Aimé boji : le Rwanda doit accepter d’être voisin de la rdc pour toujours

Le président de l’Assemblée nationale, Aimé Boji Sangara, a consacré une large part de son allocution à la clôture de la session ordinaire de mars, le lundi 15 juin 2026, à la situation sécuritaire alarmante dans l’Est de la République démocratique du Congo, qu’il a présentée comme la priorité absolue de la représentation nationale.

Dès les premières phrases, il a souligné la gravité de ce qui se passe sur le terrain. Le président de la Chambre basse a fait part de l’inquiétude des députés face à la persistance des violences armées, en particulier dans les provinces du Nord-Kivu, du Sud-Kivu et de l’Ituri, où les populations civiles endurent les conséquences directes des conflits.

« La situation sécuritaire à l’Est de notre pays reste la préoccupation majeure de la représentation nationale. Alors que nous achevons ces travaux, nos pensées se tournent immédiatement vers l’est de notre pays. L’agression rwandaise, avec son groupe terroriste AFC/M23, les massacres atroces perpétrés par les terroristes des ADF continuent de faire couler le sang de nos compatriotes », a-t-il déclaré dans son discours.

Dans le même élan, Aimé Boji Sangara a renouvelé la condamnation ferme de l’Assemblée nationale contre la poursuite des violences armées et des attaques ciblant les civils.

Le président de la Chambre basse a également rendu hommage aux forces de défense et de sécurité, ainsi qu’aux groupes d’autodéfense qui combattent aux côtés de l’armée congolaise.

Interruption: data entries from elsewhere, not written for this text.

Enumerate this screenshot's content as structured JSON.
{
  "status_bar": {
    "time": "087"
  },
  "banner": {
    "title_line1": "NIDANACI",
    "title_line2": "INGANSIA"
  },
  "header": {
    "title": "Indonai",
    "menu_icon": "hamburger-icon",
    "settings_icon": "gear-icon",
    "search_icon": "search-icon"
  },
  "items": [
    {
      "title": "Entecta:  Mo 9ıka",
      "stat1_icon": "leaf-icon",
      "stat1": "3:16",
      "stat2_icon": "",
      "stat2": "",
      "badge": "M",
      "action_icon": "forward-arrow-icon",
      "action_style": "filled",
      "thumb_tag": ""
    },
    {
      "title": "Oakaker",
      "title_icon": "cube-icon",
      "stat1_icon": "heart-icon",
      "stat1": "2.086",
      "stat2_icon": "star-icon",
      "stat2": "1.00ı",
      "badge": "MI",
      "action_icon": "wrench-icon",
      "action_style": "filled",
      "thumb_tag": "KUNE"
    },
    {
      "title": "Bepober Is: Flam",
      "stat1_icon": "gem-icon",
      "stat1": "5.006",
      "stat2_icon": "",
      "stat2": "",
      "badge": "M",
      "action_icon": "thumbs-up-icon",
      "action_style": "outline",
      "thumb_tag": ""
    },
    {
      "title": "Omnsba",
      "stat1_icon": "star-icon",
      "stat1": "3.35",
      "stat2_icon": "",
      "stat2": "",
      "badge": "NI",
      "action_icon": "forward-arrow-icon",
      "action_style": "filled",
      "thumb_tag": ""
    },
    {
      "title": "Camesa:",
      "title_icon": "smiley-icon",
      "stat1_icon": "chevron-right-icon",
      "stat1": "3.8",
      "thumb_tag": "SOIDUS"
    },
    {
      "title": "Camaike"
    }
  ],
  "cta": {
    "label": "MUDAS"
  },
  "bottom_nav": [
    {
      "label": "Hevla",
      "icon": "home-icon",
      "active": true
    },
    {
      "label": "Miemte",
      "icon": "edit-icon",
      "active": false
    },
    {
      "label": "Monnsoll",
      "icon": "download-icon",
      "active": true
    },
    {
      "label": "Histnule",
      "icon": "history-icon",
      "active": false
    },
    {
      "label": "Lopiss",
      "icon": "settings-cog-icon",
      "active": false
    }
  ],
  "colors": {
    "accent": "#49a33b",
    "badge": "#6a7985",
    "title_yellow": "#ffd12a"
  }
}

« Depuis cette tribune, l’Assemblée nationale réitère sa condamnation la plus ferme de cette guerre meurtrière et injuste. C’est l’occasion de rendre un hommage vibrant et solennel à nos forces armées, les FARDC, aux Volontaires pour la défense de la patrie, les Wazalendo, qui se battent jour et nuit au péril de leur vie. Aux populations meurtries du Sud-Kivu, du Nord-Kivu et de l’Ituri, nous disons : la Nation ne vous oublie pas », a-t-il affirmé.

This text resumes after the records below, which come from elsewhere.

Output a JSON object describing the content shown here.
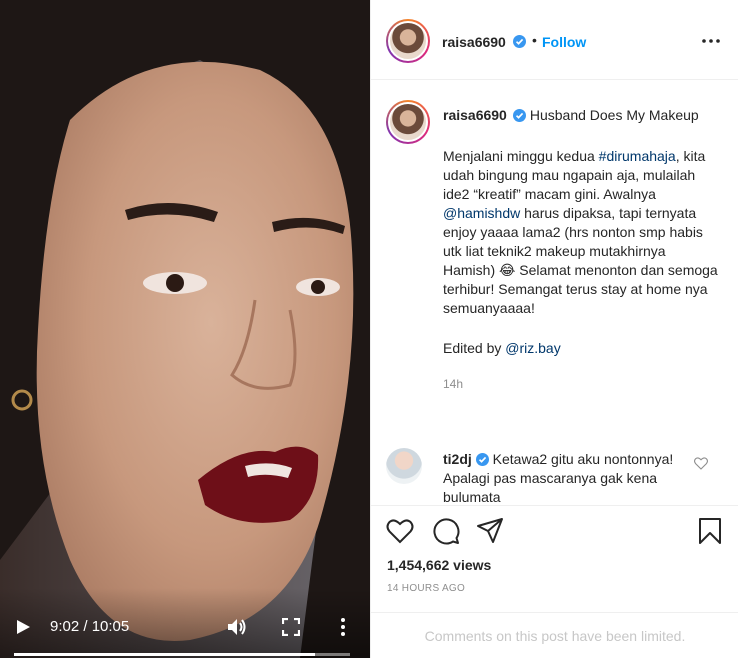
{
  "video": {
    "time_display": "9:02 / 10:05",
    "progress": 0.897
  },
  "header": {
    "username": "raisa6690",
    "separator": "•",
    "follow_label": "Follow"
  },
  "caption": {
    "username": "raisa6690",
    "title": "Husband Does My Makeup",
    "body_part1": "Menjalani minggu kedua ",
    "hashtag": "#dirumahaja",
    "body_part2": ", kita udah bingung mau ngapain aja, mulailah ide2 “kreatif” macam gini. Awalnya ",
    "mention": "@hamishdw",
    "body_part3": " harus dipaksa, tapi ternyata enjoy yaaaa lama2 (hrs nonton smp habis utk liat teknik2 makeup mutakhirnya Hamish) 😂 Selamat menonton dan semoga terhibur! Semangat terus stay at home nya semuanyaaaa!",
    "edited_prefix": "Edited by ",
    "edited_mention": "@riz.bay",
    "time": "14h"
  },
  "comment": {
    "username": "ti2dj",
    "text": "Ketawa2 gitu aku nontonnya! Apalagi pas mascaranya gak kena bulumata"
  },
  "stats": {
    "views": "1,454,662 views",
    "date": "14 HOURS AGO"
  },
  "footer": {
    "limited_text": "Comments on this post have been limited."
  },
  "colors": {
    "link": "#00376b",
    "follow": "#0095f6",
    "verified": "#3897f0"
  }
}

Avec un ton résolu, Aimé Boji Sangara a exigé l’arrêt immédiat des hostilités et des ingérences extérieures dans l’Est du pays. Il a par ailleurs réaffirmé la détermination de la République démocratique du Congo à défendre son intégrité territoriale.

L’élu de Walungu, dans la province du Sud-Kivu, et président de l’Assemblée nationale a invité Kigali à une prise de conscience régionale sur la nécessité de privilégier une paix durable entre voisins.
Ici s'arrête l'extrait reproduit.